A chart represents data in certain graphical patterns, which gives users visual insights of the data set(s). A full-width chart page allows users to view the trend of data, check specific data points, or compare different data sets. To see the specific details of different chart types, see chart types.
Line chart in mobile (left) and tablet (right)
A. Chart Title
The chart title displays the name of the chart with a timestamp. The name should communicate the content of the chart, so users know what to expect from this chart. The timestamp shows when the chart was updated or refreshed.
B. Chart Summary and Legend
The chart summary area starts with the legend of the chart, followed by a customizable summary of the chart data. When one data point is selected in the chart plot, the value of selected data is shown in the summary area.
C. Chart Plot
The chart plot displays the chart x and y-axes as well as the visual representation of the data points, for example, bars, columns, lines, and so on.
Anatomy of a chart floorplan
The chart title displays the name of the chart and an optional timestamp for the chart data. By default, the chart summary provides high-level details from the chart data – for instance, total sales in dollars ($) for the year. The following content types are found in the chart title section:
The chart title should reflect the quantitative (measure) and categorical (dimension) criteria data being displayed with the chart — for example, “Total Sales ($) by Month”. The chart title is updated when the user changes the options in the filter menu and when the user drills into or out of the chart plot.
B. Time Stamp
The time stamp label can be included to indicate the last time the chart was updated.
Anatomy of the chart title
Chart Summary and Legend
The chart summary contains summary information for the chart data series. It also serves as the legend for multiple series of data. Charts can display up to four data series at one time; if the data set contains more than four series, the user should be able to select which series to display using the filter menu.
A. Summary Title
The summary title should be concise yet descriptive, including the unit(s) of measure if applicable, for example, $, °C. When users drill into their data, the summary name acts as a visual reference to reinforce the user’s location within the data set. For example, if a user drills down from a 12-month view for 2018 to explore data for April, the summary section title would change from “YTD ($)” to “April Total ($)”.
B. Legend Item
The legend item consists of colored nodes and text that explains the meaning of the data points found in the chart plot. When there are two or more series, the legend items vertically stack from most recent to least recent.
C. Data Summary
The data summary displays the average value by default. When a data point is selected, its values is displayed to the right of the average values. If a range is selected, the summary displays the values for that range. The alignment of summary title and data summary can be configured based on data type. We recommend right alignment for numeric data.
D. Trend (Optional)
The trend is identified by an up/down icon, text, and the use of semantic colors that is displayed next to the summary value as the user selects a range.

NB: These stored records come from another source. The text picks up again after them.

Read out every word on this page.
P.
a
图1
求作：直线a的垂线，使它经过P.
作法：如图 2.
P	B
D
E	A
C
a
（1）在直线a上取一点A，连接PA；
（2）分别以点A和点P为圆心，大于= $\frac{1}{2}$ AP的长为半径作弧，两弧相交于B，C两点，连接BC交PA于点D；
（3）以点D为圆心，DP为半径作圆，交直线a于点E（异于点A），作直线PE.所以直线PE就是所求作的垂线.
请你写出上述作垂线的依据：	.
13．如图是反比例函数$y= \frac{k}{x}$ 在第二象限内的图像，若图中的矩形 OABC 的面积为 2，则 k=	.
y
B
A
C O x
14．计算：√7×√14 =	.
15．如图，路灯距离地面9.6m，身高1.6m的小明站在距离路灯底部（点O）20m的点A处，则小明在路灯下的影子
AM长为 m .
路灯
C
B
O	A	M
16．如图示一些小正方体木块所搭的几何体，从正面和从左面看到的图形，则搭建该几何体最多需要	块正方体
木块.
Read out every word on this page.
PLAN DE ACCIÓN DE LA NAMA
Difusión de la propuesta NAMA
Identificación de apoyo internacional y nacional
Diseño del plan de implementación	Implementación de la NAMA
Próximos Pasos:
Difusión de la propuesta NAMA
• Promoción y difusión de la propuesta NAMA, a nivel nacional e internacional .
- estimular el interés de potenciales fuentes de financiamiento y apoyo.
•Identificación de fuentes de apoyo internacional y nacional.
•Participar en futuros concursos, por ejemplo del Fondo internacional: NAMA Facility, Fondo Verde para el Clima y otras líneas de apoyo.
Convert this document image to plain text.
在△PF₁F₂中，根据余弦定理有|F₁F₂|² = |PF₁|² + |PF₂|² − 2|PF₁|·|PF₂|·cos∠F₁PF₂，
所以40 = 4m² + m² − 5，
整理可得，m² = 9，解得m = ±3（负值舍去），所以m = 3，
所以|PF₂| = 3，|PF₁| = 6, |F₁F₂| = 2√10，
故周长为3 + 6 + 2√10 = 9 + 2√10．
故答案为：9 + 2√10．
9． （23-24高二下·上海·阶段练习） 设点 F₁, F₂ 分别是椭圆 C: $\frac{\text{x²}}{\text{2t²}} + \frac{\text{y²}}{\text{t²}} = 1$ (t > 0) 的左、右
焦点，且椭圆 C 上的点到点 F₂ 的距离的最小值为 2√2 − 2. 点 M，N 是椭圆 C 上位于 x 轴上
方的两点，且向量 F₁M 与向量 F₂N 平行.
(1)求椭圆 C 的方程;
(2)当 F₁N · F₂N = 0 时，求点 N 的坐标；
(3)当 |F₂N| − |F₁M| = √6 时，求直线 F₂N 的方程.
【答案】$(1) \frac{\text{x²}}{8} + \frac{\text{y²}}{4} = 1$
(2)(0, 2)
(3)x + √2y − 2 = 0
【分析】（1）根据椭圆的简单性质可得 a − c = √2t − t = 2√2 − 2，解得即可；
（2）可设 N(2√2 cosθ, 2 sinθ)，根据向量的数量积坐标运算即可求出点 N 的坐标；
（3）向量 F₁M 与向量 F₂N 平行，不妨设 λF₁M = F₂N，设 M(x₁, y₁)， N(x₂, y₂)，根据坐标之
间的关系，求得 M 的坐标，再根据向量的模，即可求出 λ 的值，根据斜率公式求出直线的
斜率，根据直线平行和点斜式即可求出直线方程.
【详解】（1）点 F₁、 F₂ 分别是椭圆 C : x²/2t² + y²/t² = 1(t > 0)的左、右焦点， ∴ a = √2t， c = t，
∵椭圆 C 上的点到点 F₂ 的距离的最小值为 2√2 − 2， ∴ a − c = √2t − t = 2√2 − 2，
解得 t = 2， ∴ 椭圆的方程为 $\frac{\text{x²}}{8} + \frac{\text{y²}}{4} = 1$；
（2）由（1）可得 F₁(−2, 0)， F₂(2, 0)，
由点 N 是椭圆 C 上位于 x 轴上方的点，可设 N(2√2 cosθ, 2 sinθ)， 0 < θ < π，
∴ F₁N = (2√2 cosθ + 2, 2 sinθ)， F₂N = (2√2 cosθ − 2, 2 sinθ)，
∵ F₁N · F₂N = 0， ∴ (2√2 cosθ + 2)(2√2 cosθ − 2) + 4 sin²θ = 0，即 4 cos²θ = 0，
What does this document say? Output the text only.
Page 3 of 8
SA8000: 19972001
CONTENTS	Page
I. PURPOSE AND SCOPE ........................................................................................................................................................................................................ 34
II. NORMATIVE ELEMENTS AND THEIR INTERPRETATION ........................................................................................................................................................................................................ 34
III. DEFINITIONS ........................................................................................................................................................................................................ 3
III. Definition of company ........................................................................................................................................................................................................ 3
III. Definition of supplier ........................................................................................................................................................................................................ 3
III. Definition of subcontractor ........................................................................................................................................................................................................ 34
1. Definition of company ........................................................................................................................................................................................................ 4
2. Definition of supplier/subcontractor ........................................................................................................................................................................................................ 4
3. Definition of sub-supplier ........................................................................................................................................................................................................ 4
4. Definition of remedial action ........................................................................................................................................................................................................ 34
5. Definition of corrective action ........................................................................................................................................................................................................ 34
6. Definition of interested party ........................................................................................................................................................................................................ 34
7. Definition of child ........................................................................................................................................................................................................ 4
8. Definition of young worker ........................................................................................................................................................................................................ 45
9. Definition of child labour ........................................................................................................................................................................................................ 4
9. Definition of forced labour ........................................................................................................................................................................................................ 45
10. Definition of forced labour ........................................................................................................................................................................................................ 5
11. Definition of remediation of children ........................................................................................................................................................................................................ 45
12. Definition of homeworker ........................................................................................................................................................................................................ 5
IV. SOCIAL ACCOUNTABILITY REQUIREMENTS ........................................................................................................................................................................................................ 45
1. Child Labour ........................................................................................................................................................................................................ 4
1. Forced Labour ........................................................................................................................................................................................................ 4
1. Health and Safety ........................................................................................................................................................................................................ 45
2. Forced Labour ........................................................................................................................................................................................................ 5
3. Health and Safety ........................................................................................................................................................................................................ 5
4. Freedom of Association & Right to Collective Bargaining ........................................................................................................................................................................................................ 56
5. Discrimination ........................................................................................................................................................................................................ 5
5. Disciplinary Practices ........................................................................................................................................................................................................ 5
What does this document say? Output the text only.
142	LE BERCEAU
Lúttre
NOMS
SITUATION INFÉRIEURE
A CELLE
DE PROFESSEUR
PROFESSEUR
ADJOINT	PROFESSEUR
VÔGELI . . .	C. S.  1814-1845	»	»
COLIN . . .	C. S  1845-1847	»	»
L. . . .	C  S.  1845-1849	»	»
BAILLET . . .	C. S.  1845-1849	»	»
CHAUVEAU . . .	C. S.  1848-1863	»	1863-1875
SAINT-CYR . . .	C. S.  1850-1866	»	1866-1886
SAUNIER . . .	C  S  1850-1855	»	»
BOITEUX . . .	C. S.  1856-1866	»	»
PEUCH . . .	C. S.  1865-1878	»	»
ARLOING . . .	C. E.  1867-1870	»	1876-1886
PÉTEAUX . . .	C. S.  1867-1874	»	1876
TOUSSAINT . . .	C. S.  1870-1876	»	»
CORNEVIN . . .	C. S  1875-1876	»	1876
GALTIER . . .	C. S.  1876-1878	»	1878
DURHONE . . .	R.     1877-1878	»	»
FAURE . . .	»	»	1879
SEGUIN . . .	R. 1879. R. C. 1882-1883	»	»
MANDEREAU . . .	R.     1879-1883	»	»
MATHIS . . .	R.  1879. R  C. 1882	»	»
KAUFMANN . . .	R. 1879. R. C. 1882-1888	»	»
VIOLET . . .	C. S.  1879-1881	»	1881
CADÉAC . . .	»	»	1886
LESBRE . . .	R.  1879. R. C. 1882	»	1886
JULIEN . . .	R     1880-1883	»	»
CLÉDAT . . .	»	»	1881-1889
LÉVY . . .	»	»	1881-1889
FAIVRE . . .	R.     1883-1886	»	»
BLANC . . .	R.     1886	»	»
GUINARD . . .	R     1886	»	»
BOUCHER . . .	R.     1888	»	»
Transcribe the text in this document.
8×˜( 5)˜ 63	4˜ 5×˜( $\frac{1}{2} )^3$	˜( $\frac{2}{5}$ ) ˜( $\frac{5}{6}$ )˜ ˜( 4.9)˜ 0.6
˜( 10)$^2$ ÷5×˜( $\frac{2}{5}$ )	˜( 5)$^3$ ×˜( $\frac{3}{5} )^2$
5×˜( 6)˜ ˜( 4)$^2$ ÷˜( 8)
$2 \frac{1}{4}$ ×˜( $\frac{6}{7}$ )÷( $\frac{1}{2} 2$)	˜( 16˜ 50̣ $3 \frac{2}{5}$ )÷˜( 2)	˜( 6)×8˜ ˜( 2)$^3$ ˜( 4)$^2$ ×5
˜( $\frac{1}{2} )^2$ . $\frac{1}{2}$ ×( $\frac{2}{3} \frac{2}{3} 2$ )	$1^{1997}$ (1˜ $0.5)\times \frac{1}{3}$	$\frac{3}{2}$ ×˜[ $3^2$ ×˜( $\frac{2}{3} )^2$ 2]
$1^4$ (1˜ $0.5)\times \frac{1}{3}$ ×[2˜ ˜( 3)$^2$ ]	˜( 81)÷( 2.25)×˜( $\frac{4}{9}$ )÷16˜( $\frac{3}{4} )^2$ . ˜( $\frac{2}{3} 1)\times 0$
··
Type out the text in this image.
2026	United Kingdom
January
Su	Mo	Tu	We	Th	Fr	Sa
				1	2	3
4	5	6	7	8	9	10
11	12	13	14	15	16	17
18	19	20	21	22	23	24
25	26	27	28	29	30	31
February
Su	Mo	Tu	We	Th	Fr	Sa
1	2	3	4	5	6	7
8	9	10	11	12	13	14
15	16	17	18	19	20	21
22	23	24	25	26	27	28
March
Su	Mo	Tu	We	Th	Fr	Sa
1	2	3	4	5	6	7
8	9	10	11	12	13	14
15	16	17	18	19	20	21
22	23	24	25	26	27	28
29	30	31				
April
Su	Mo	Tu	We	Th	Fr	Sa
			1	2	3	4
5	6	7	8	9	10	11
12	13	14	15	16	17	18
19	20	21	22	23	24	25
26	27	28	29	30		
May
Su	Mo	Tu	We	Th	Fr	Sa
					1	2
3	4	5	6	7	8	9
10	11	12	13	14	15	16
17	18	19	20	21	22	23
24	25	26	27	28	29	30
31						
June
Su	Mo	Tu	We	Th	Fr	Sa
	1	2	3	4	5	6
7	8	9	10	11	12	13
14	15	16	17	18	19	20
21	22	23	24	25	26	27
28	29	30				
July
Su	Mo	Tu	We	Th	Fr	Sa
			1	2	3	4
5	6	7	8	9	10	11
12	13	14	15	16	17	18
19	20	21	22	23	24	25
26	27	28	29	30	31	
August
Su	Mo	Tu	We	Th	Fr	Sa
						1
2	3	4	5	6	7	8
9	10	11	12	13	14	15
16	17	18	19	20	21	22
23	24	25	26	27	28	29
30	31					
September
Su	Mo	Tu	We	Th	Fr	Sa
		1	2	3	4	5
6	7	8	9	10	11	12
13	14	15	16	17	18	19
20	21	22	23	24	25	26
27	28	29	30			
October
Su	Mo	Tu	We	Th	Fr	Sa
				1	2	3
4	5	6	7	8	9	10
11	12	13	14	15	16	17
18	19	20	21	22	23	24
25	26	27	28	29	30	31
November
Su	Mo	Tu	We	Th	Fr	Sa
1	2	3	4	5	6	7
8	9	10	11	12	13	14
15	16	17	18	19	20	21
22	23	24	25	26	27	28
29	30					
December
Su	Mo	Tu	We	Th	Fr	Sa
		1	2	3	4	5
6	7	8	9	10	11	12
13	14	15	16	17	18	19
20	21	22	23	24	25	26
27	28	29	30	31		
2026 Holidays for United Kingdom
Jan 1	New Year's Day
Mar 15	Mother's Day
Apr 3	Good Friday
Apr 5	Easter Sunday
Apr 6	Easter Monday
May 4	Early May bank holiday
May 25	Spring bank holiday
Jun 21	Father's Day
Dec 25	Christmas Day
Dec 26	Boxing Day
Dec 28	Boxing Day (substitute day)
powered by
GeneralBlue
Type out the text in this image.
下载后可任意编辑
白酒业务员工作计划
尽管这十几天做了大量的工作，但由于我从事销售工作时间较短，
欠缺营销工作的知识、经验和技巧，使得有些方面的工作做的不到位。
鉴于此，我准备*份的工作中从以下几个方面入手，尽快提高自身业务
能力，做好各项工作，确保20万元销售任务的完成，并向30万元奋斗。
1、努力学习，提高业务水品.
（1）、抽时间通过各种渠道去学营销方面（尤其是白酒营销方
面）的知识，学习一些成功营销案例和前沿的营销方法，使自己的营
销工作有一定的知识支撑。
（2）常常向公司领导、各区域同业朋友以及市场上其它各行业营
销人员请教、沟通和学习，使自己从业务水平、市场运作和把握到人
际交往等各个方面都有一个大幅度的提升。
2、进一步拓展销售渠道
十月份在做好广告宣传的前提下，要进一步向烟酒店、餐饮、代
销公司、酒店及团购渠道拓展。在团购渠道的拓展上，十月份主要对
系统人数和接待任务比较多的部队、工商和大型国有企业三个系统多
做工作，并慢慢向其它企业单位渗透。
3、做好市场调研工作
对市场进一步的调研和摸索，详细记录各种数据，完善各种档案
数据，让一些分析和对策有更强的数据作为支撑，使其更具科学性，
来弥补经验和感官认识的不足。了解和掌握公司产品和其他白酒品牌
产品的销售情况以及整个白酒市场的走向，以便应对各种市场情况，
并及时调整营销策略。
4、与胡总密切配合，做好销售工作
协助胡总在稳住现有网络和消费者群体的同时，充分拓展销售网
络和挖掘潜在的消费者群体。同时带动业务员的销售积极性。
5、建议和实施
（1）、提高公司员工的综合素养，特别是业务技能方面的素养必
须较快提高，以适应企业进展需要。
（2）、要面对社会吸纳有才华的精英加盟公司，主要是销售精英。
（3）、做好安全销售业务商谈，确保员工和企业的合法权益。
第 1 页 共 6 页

Anatomy of summary and legend
This contains the visual representation of the chart data, including the chart items , such as lines, columns, bars, etc., x and y axes, title, labels, and gridlines. Users can select data points by tapping on the chart plot area and they can horizontally scroll to view more of the data set. See chart types for the specific behaviors of each chart type. The chart plot should always include the following:
A. Y-Axis Title
The y-axis title is placed at the top of the chart plot and is left-aligned with the y-labels. The title should be clear and concise.
B. Ruler (for Line Chart)
The ruler is a vertical axis that appears when the user selects a point on the chart to better illustrate a point’s x and y location.
C. Grid Lines
The grid lines refer to the horizontal lines that run across the width of the chart plot area and are used to indicate the y-position of a data set. There are two types of grid lines: the base line (the minimum value in a data set) and the standard line (any value above or below the baseline). Both lines types are distinguished by their visual treatment, baselines are solid and standard lines are dotted.
D. X-Axis Title
The x-axis title is placed at the bottom of the chart plot and is center-aligned with the device screen. The title should be clear and concise.
Anatomy of a chart plot
The empty state for charts is a way to provide guidance, context, and delight during moments where the user may experience connectivity issues or if the app displays an empty data set. The illustration works along with a solution-oriented message to express SAP Fiori’s brand identity. The empty state consists of the following:
The image section displays an image provided by SAP Fiori Moments that expresses our brand values. Visit SAP Fiori Moments’ Guidelines to download illustration assets.
The title is a single line of text to help the user understand the empty state. Keep the messaging clear and concise and the voice and tone consistent with SAP Fiori Moments’ guidelines.
The description is a small multi-line text that provides more detail than the title. The description allows for more text but the message should be concise.
Anatomy of the chart empty state
The chart empty state utilizes a responsive layout to scale the empty state view at different widths. The content is reduced or added according to the size of the view. For example, the chart header and chart card display a single-line title, whereas the full-screen chart displays an illustration, title, and description. This is to reduce visual noise in instances where there are multiple charts on the same page without data.